Sacred Places

Sacred_Anzo-Borrego
Sacred_Anzo-Borrego
Sacred_Palms
Sacred_Palms

Never use a palm frond to pull yourself up. I learned this the hard way when I was 9 or 10 years old. I had become separated from my dad and siblings and, since they were up ahead, I needed to get up a large step on my own. Turns out palm fronds are sharply barbed and instead of lifting myself up I managed to slice my own palm as it slid down the frond. To be perfectly honest I don't remember much of what happened after that. Such are my memories of the great many hikes I have done in Palm Canyon. Palm Canyon oasis is located in Anza-Borrego State Park, which is in the Colorado Desert, which in turn is part of the greater Sonoran Desert. The California Fan Palm is rare, found only in a handful of canyons in the Mojave and Sonoran deserts. The only native palm in western North America was a source of food Native Americans and its berries are still for Orioles and Coyotes. The dead fronds that fall about the trunk like a layered hula skirt protect the trunk and create a protective roost for small birds.

Anza-Borrego was the former delta for the Colorado River and it's common to find fossilized sea creatures. What used to be much less common was a glimpse of the Desert Bighorn Sheep which frequent the oasis. Borrego is the Spanish word for sheep. My dad would often bring binoculars and would scan the hillsides looking for the sheep. After so many years of no sheep sighting I just gave up looking. A couple of years ago after Christmas I, along with some family members, made the trek to the canyon. The man at the entrance booth enthusiastically told us to look out for the sheep as they'd been spotted many times recently. We more or less brushed it off since we'd had no luck in the past. We hadn't walked more than two minutes when seven ewes and one ram walked 20 feet in front of us as they crossed the trail. My mom, niece, nephews and cousin stood very still while my sister grabbed her phone to video them go by. Incredible is a bit of an understatement. We couldn't believe our eyes that after all these years we finally saw them and so close! Turns out the video didn't take because my sister's phone had a full memory. We laughed that no one would believe us.

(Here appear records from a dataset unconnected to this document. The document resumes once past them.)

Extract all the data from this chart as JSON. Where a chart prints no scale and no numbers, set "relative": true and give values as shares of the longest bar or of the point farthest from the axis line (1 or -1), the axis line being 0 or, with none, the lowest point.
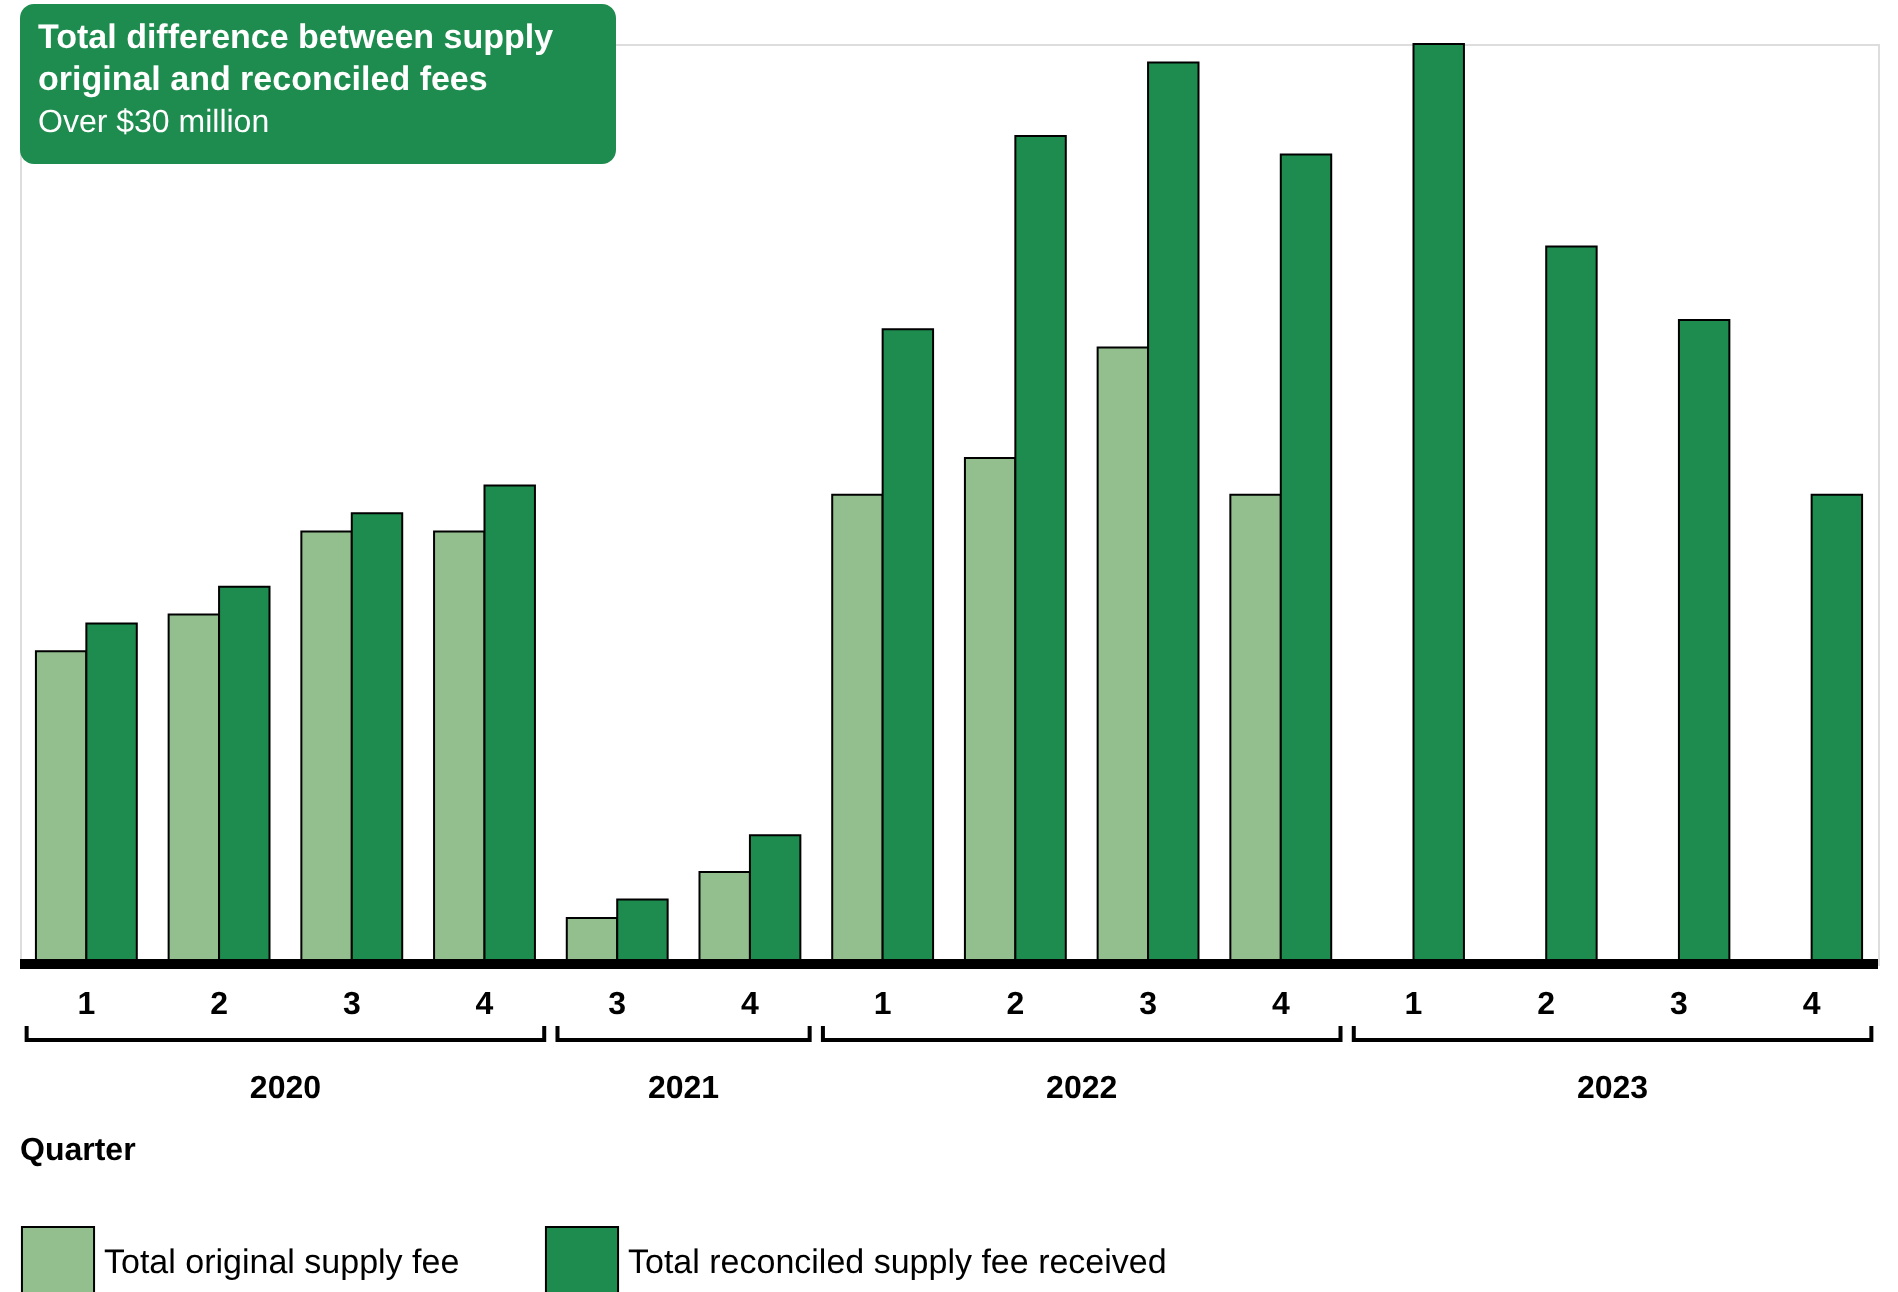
{
  "chart_data": {
    "type": "bar",
    "title": "Total difference between supply original and reconciled fees",
    "subtitle": "Over $30 million",
    "xlabel": "Quarter",
    "categories": [
      "1",
      "2",
      "3",
      "4",
      "3",
      "4",
      "1",
      "2",
      "3",
      "4",
      "1",
      "2",
      "3",
      "4"
    ],
    "annotations": [
      "2020",
      "2021",
      "2022",
      "2023"
    ],
    "relative": true,
    "legend": "bottom",
    "series": [
      {
        "name": "Total original supply fee",
        "color": "#93bf8f",
        "values": [
          0.34,
          0.38,
          0.47,
          0.47,
          0.05,
          0.1,
          0.51,
          0.55,
          0.67,
          0.51,
          null,
          null,
          null,
          null
        ]
      },
      {
        "name": "Total reconciled supply fee received",
        "color": "#1e8c4e",
        "values": [
          0.37,
          0.41,
          0.49,
          0.52,
          0.07,
          0.14,
          0.69,
          0.9,
          0.98,
          0.88,
          1,
          0.78,
          0.7,
          0.51
        ]
      }
    ]
  }
}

The sheep populations are a constant struggle. When the populations seem to recover mountain lions eat well and can bring down the numbers pretty quickly. Worse than that is their susceptibility to illnesses from domestic sheep which are often allowed to graze on BLM land near Bighorn Sheep habitat. Because they have no natural resistance to these old world diseases they are much more lethal to the Bighorns, who often die within days of contracting the illnesses. There are some steps to trying to keep them separate and Bighorn introductions back into native habitats often have excellent results.

Sacred_Ocotillo
Sacred_Ocotillo

Palm Canyon was such a wonderland and sacred place for my family that we never really explored Anza-Borrego beyond its walls. How could you not be drawn to the cool pools of water in the heat of summer? In 2004 a flash flood completely reshaped the canyon trail and the oasis. In my youth there was a deep pool a little ways before the Palm Oasis that one only wanted to swim in on the hottest of days. The large boulders that created the pool blocked most of the sun and the water always stayed chilly. The Palm Canyon of my childhood has been scoured and filled in and is gone forever but the specialness of the place remains.

Sacred_Uplift
Sacred_Uplift

Earlier this month was my birthday and even though it's a bit of a drive from San Diego Tim, my mother and I made the trek out there. Due to time constraints we didn't make it to the Oasis but that didn't matter much. The Colorado Desert is a place worth the drive for just a few hours of enjoyment. Palm Canyon is a place of refuge, a soul nourishing place that even after my parents divorce they continued to individually still take us there. Over the years we've brought new family members and old friends to this beloved place. Early in my relationship with Tim we camped there with my siblings when my niece was just nine months old. My brother dutifully carried her on his back most of the hike. To go with her again at 5 years old and help her over big rocks and watch her girly shoes light up and sparkle as she hopped, jumped and climbed right behind her older cousins gave me great joy. Someday soon I'll get to see her baby brother most likely leading the pack with all his energy to spare and I hope in the not to far future to bring my in-laws there to share my family's special place they way they've shared theirs with me. After seeing and experiencing so many wonderful places this year it was nice to come back to see the place where my love of the outdoors was instilled.